The general conservative response to date has involved ignoring the trend, or perhaps dismissing it as a temporary, recession-induced dip likely to reverse itself. Yesterday, the Wall Street Journal editorial page offered up what may be the new conservative fallback position: Okay, health-care costs are slowing down, but it has absolutely nothing to do with the huge new health-care reform law. “It increasingly looks as if ObamaCare passed amid a national correction in the health markets,” the Journal now asserts, “that no one in Congress or the White House understood.” It’s another one of those huge, crazy coincidences!
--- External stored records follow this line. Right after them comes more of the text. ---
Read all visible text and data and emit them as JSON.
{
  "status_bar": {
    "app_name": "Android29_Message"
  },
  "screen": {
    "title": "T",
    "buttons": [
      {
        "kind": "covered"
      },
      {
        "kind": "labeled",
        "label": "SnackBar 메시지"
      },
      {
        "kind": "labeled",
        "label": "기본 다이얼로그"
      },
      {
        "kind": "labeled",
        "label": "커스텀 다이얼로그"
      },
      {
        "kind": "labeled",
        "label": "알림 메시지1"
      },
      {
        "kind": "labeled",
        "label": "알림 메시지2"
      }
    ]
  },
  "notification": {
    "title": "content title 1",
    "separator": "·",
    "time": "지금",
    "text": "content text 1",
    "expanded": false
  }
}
My take is a little different: I think the Journal is wrong to suggest that we’re merely in the middle of a temporary correction, and Chait is wrong to imply that Obamacare has played a role in the slowdown of healthcare spending. Take a look at the chart below, which is a home-brewed version of one that’s cropped up in a lot of places recently. I took the CMS figures for per-capita national healthcare consumption expenditures and compared its year-over-year growth rate with the inflation rate. A high number means healthcare spending is growing faster than inflation. The chart is noisy, but the pattern is pretty clear: the growth rate of healthcare spending has been on a pretty steady downward trend for three decades. If it keeps following the current trendline, per-capita healthcare spending will be growing at the same rate as general inflation by around 2020 or so:

For a more rigorous look at this over just the past decade, check out “When the Cost Curve Bent,” described here by Sarah Kliff. Standard caveats apply: the trendline might not keep going down; more people will still mean higher healthcare spending; and recent data might be artificially depressed by the recession and the sluggish recovery.
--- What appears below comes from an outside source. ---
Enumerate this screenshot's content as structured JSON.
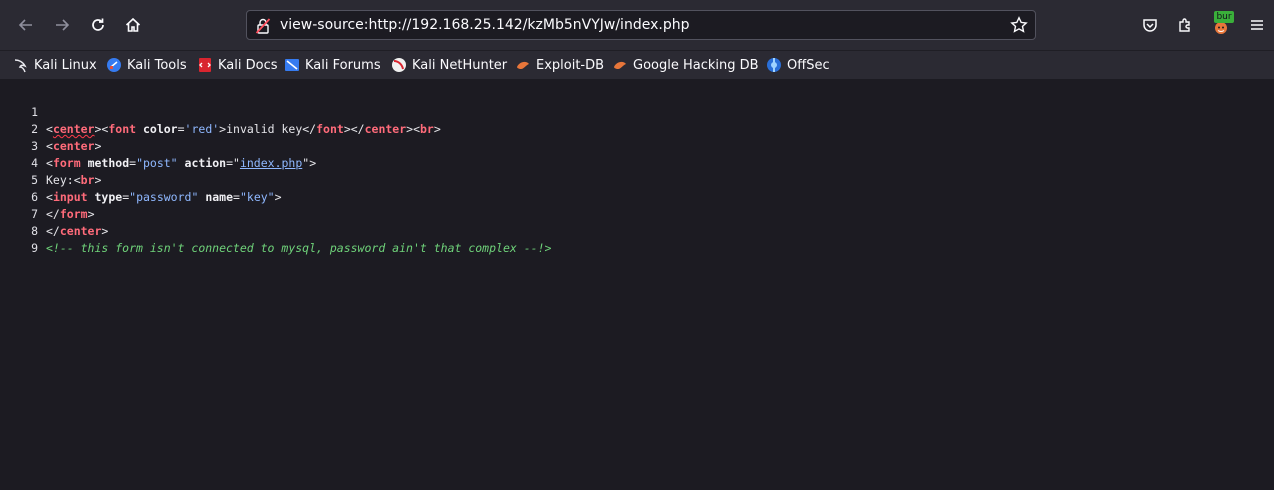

Bottom line: I think the moderation of healthcare spending growth has been going on for quite a while. And while Obamacare may very well accelerate this trend, it’s too early to say it’s had any effect yet. At the same time, Chait’s more general mockery of the Journal’s about-face on this subject is fully merited:

Of course, it’s not just that the Journal didn’t predict the health-care cost slowdown. The Journal insisted it couldn’t possibly happen. Indeed, it insisted that Obamacare would destroy — was already destroying — any possible hope for a health-care cost correction, and would instead necessarily lead to a massive increase in health-care inflation.

That’s been the party line on the right all along. Along with hyperinflation and spiraling interest rates, I think we can put this squarely in the basket of stuff they just don’t get.